Scientific classification
- Kingdom: Animalia
- Phylum: Chordata
- Class: Amphibia
- Order: Anura
- Family: Limnodynastidae
- Genus: Neobatrachus
- Species: N. pelobatoides
- Binomial name: Neobatrachus pelobatoides (Werner, 1914)

= Humming frog =

- Authority: (Werner, 1914)
- Conservation status: LC

Species of amphibian

The humming frog (Neobatrachus pelobatoides) is a species of frog in the family Limnodynastidae.
It is endemic to Australia. Its natural habitats are temperate forests, temperate shrubland, Mediterranean-type shrubby vegetation, intermittent freshwater marshes, rocky areas, arable land, pastureland and open excavations.

==Description==
The humming frog is a plump frog with protuberant eyes that grows to a length of about 5 cm. The back is yellowish or greyish-brown in colour, dappled with darker markings and dotted with small warts. Some individuals have a red or a white streak along the spine. The underside is pale. The feet of females have webbing to halfway along the toes while the feet of males are fully webbed. This species gets its common name from the characteristic trill made by males at breeding time.

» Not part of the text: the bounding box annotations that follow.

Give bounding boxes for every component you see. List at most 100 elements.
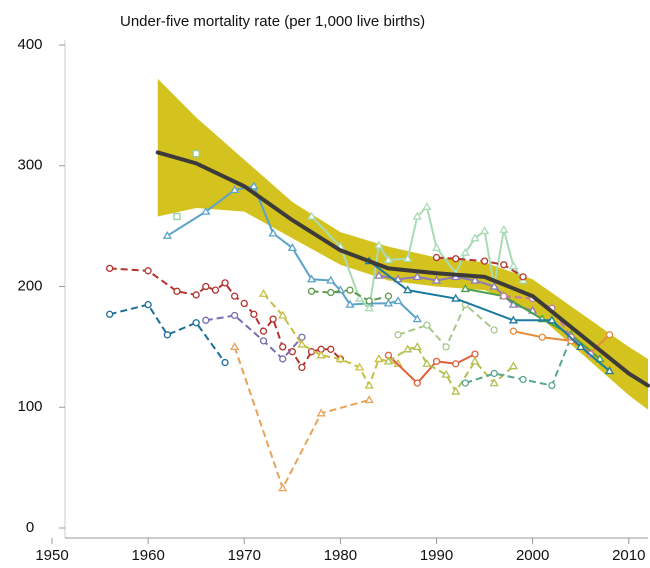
series-line bbox=[166, 185, 418, 320]
point bbox=[480, 257, 489, 265]
point bbox=[441, 369, 451, 378]
point bbox=[354, 362, 365, 371]
point bbox=[519, 375, 527, 384]
point bbox=[306, 274, 317, 283]
point bbox=[278, 483, 288, 492]
point bbox=[298, 333, 306, 341]
point bbox=[412, 342, 422, 351]
point bbox=[452, 255, 460, 263]
point bbox=[460, 284, 470, 293]
point bbox=[508, 361, 519, 370]
series-line bbox=[465, 336, 573, 387]
point bbox=[327, 345, 335, 353]
point bbox=[519, 273, 527, 281]
point bbox=[306, 211, 317, 220]
point bbox=[144, 267, 152, 275]
x-tick-label: 1990 bbox=[420, 547, 453, 564]
point bbox=[605, 331, 614, 339]
point bbox=[451, 293, 461, 302]
point bbox=[460, 247, 470, 256]
point bbox=[258, 288, 269, 297]
point bbox=[192, 150, 200, 158]
point bbox=[490, 369, 498, 378]
point bbox=[202, 282, 210, 291]
point bbox=[423, 321, 431, 329]
point bbox=[500, 261, 508, 269]
point bbox=[413, 379, 421, 387]
point bbox=[279, 343, 287, 351]
point bbox=[298, 363, 306, 372]
point bbox=[106, 264, 114, 273]
x-tick-label: 1970 bbox=[228, 547, 261, 564]
point bbox=[384, 292, 393, 300]
point bbox=[470, 275, 480, 284]
point bbox=[268, 228, 278, 237]
point bbox=[461, 379, 470, 387]
point bbox=[327, 288, 335, 297]
uncertainty-band bbox=[157, 78, 648, 410]
point bbox=[335, 354, 346, 363]
point bbox=[144, 300, 152, 309]
point bbox=[508, 299, 519, 308]
point bbox=[202, 316, 210, 324]
point bbox=[269, 315, 277, 323]
point bbox=[471, 350, 479, 358]
point bbox=[374, 240, 384, 249]
trend-line bbox=[155, 150, 650, 388]
point bbox=[538, 333, 546, 341]
point bbox=[412, 272, 422, 280]
point bbox=[221, 279, 229, 287]
y-tick-label: 300 bbox=[17, 157, 42, 174]
point bbox=[548, 381, 556, 390]
point bbox=[230, 292, 239, 300]
y-tick-label: 0 bbox=[26, 519, 34, 536]
point bbox=[508, 315, 519, 324]
point bbox=[432, 253, 441, 262]
point bbox=[403, 344, 413, 353]
point bbox=[354, 293, 365, 302]
x-tick-label: 2010 bbox=[612, 547, 645, 564]
point bbox=[279, 355, 287, 363]
point bbox=[422, 358, 432, 367]
point bbox=[173, 287, 181, 295]
point bbox=[394, 331, 402, 339]
point bbox=[576, 342, 586, 351]
point bbox=[162, 230, 172, 239]
point bbox=[287, 243, 297, 252]
y-tick-label: 400 bbox=[17, 36, 42, 53]
point bbox=[489, 281, 499, 290]
point bbox=[412, 211, 422, 220]
point bbox=[201, 206, 211, 215]
series-line bbox=[109, 303, 226, 364]
point bbox=[316, 350, 326, 359]
point bbox=[365, 297, 373, 305]
point bbox=[383, 298, 394, 307]
series-line bbox=[397, 302, 495, 349]
point bbox=[508, 261, 519, 270]
point bbox=[479, 226, 490, 235]
y-tick-label: 200 bbox=[17, 277, 42, 294]
y-tick-label: 100 bbox=[17, 398, 42, 415]
point bbox=[346, 286, 354, 294]
point bbox=[221, 358, 229, 367]
point bbox=[470, 233, 480, 242]
point bbox=[240, 299, 248, 308]
point bbox=[278, 310, 288, 319]
x-tick-label: 1950 bbox=[35, 547, 68, 564]
point bbox=[500, 292, 508, 300]
point bbox=[470, 356, 480, 365]
point bbox=[345, 299, 355, 308]
x-tick-label: 2000 bbox=[516, 547, 549, 564]
series-line bbox=[262, 293, 399, 388]
point bbox=[431, 275, 442, 284]
point bbox=[509, 327, 518, 335]
point bbox=[499, 224, 509, 233]
point bbox=[307, 287, 316, 295]
chart-title: Under-five mortality rate (per 1,000 liv… bbox=[120, 13, 425, 30]
point bbox=[316, 408, 326, 417]
point bbox=[230, 342, 240, 351]
point bbox=[250, 310, 258, 318]
point bbox=[259, 337, 268, 345]
point bbox=[374, 270, 384, 279]
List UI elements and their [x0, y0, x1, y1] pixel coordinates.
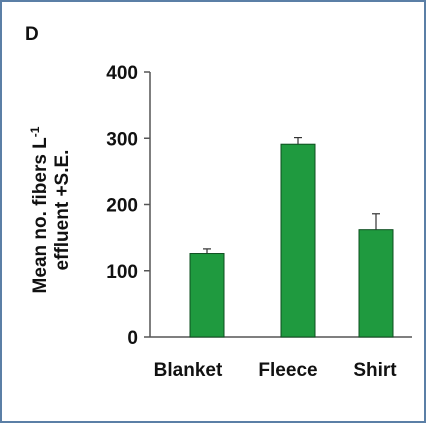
bar-series [189, 136, 394, 338]
y-tick-label: 400 [106, 63, 138, 84]
y-tick-label: 300 [106, 129, 138, 150]
bar-shirt [358, 229, 394, 338]
y-axis-title-main: Mean no. fibers L [30, 137, 51, 294]
y-tick-label: 100 [106, 262, 138, 283]
y-axis-title-superscript: -1 [28, 126, 42, 137]
y-tick-label: 0 [127, 328, 138, 349]
y-tick-label: 200 [106, 196, 138, 217]
y-ticks: 0 100 200 300 400 [106, 63, 150, 349]
x-tick-label: Fleece [258, 360, 317, 381]
y-axis-title-line2: effluent +S.E. [52, 150, 73, 271]
x-tick-labels: Blanket Fleece Shirt [154, 360, 398, 381]
panel-label: D [25, 24, 39, 45]
y-axis-title-line1: Mean no. fibers L-1 [28, 126, 51, 293]
bar-fleece [280, 143, 316, 338]
x-tick-label: Blanket [154, 360, 223, 381]
x-tick-label: Shirt [353, 360, 397, 381]
bar-blanket [189, 253, 225, 338]
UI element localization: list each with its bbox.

==Distribution and habitat==
The humming frog is endemic to the south western part of Western Australia, its range extending from Geraldton to Esperance. It is found in both sandy and clay areas of deserts and agricultural land at altitudes up to 600 m and is a burrowing species.

==Biology==
In the hottest part of the summer the humming frog buries itself deeply, sheds its skin to make a cocoon and aestivates. During this period of dormancy its metabolic activity diminishes by up to 86% and its oxygen requirement is much reduced. It emerges when the rains arrive in autumn and early winter and then finds its way to under water air pockets pools and other water bodies to breed. Females lay up to a thousand eggs and the tadpoles undergo metamorphosis into juvenile frogs after about four months of development.

==Status==
The IUCN Red List of Threatened Species lists the humming frog as being of "Least Concern". The frog has an extensive range, some of which is in protected areas, has few threats and the population seems stable.